The World Agricultural Supply and Demand Estimates report provides USDA's comprehensive forecasts of supply and demand for major U.S. and global crops and U.S. livestock. The report gathers information from a number of statistical reports published by USDA and other government agencies, and provides a framework for additional USDA reports.
Find below a table put together by RCM's Grain Specialist Doug Bergman. USDA numbers will be released Tuesday morning 8:30 a.m. We expect to follow up with another report after the numbers to give you our assessment.
Going into the report, let's briefly touch on where we currently are in grains: Corn has been in a 50 cent trading range for the last three months while wheat has been in a sideways market contained within a 75 cent range for six months.
In recent dealings both markets have been on the defensive likely pricing in a slightly bearish number. Swing traders should be looking for long entries with prices near the bottom of the latest trading ranges.
As for soybeans after a 20% reduction in prices since the beginning of September, beans have started to move appreciating $1/bushel in the last three weeks. We are mildly bullish as long as prices stay supported by the down sloping trend line penetrated last week.
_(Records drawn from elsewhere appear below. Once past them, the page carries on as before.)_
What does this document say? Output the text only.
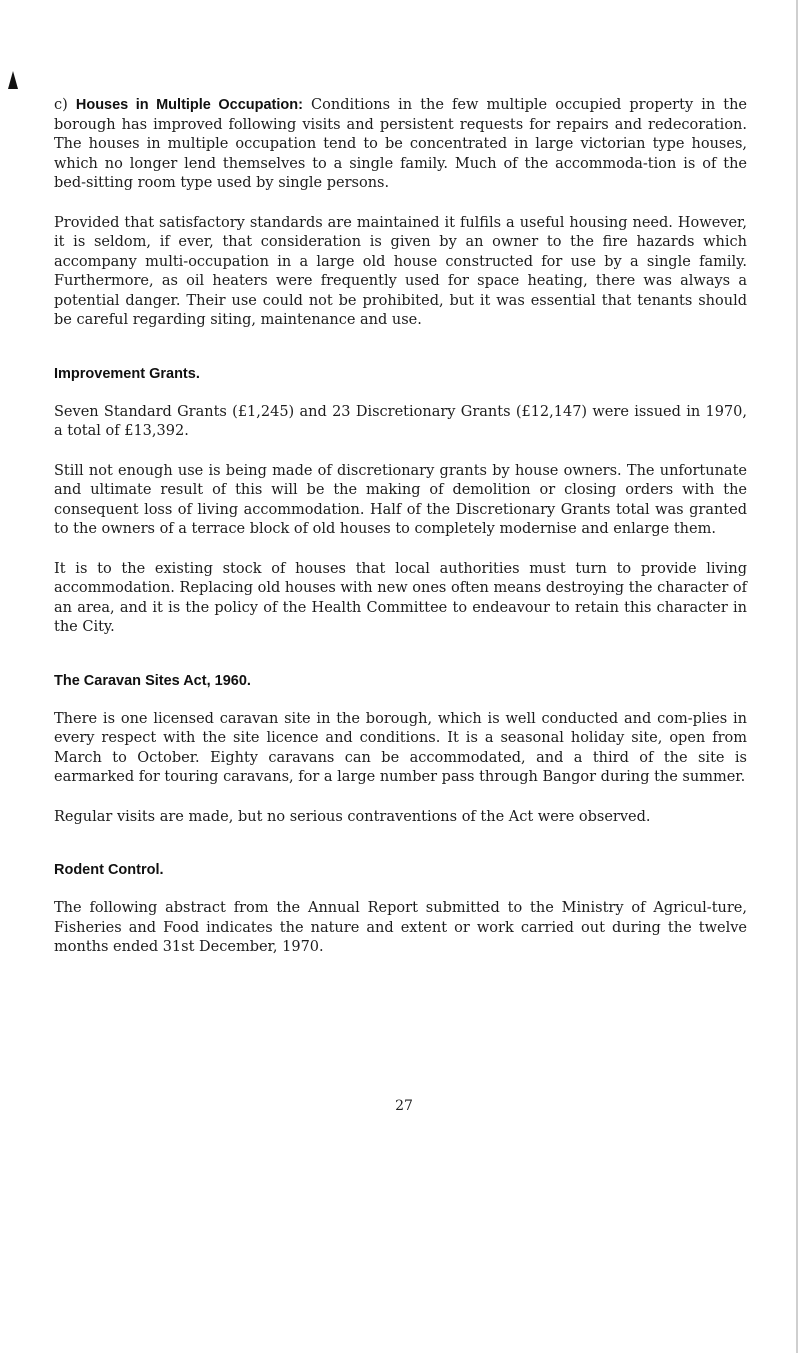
c) Houses in Multiple Occupation: Conditions in the few multiple occupied property in the borough has improved following visits and persistent requests for repairs and redecoration. The houses in multiple occupation tend to be concentrated in large victorian type houses, which no longer lend themselves to a single family. Much of the accommoda-tion is of the bed-sitting room type used by single persons.

Provided that satisfactory standards are maintained it fulfils a useful housing need. However, it is seldom, if ever, that consideration is given by an owner to the fire hazards which accompany multi-occupation in a large old house constructed for use by a single family. Furthermore, as oil heaters were frequently used for space heating, there was always a potential danger. Their use could not be prohibited, but it was essential that tenants should be careful regarding siting, maintenance and use.

Improvement Grants.

Seven Standard Grants (£1,245) and 23 Discretionary Grants (£12,147) were issued in 1970, a total of £13,392.

Still not enough use is being made of discretionary grants by house owners. The unfortunate and ultimate result of this will be the making of demolition or closing orders with the consequent loss of living accommodation. Half of the Discretionary Grants total was granted to the owners of a terrace block of old houses to completely modernise and enlarge them.

It is to the existing stock of houses that local authorities must turn to provide living accommodation. Replacing old houses with new ones often means destroying the character of an area, and it is the policy of the Health Committee to endeavour to retain this character in the City.

The Caravan Sites Act, 1960.

There is one licensed caravan site in the borough, which is well conducted and com-plies in every respect with the site licence and conditions. It is a seasonal holiday site, open from March to October. Eighty caravans can be accommodated, and a third of the site is earmarked for touring caravans, for a large number pass through Bangor during the summer.

Regular visits are made, but no serious contraventions of the Act were observed.

Rodent Control.

The following abstract from the Annual Report submitted to the Ministry of Agricul-ture, Fisheries and Food indicates the nature and extent or work carried out during the twelve months ended 31st December, 1970.

27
Last week's COT report showed managed funds adding to longs in corn, essentially flat soybeans, and sellers of wheat. Today's report is not expected to show major changes in U.S. balance sheets, but much focus will be given to South American estimates.
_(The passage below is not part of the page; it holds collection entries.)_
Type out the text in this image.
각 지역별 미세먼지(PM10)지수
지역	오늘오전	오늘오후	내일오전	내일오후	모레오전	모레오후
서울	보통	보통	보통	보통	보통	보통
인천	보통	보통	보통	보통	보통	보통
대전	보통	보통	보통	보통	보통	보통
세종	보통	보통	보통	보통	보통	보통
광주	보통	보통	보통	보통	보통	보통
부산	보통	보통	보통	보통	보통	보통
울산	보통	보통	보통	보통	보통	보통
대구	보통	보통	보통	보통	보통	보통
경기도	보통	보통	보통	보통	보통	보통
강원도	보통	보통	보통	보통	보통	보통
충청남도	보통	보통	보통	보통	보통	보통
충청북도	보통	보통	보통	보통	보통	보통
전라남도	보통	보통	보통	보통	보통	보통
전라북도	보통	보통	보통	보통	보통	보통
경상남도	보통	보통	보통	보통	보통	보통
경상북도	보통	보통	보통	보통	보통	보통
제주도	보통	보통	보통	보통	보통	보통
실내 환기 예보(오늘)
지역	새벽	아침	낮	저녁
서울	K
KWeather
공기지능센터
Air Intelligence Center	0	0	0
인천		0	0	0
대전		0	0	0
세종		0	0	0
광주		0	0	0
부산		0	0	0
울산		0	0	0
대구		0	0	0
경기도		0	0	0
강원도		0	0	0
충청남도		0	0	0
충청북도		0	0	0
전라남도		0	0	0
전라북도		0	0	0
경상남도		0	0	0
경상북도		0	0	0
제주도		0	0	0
Shifting to South America, dry areas in Brazil are shrinking after recent rains, and more rains are seen over the next two weeks. Argentina is receiving some much needed dry weather. We expect there to be switching of corn to soybeans due to the continued wet conditions.
Understand traders' expectations have already been priced in so a bearish/bullish number may not move the market but rather how the actual number compares to expectations.
Light long exposure in any of the Ags we think is acceptable going into the report. We've advised some traders to be hedged with options if in a large open futures position to allow some flexibility in case of a surprise.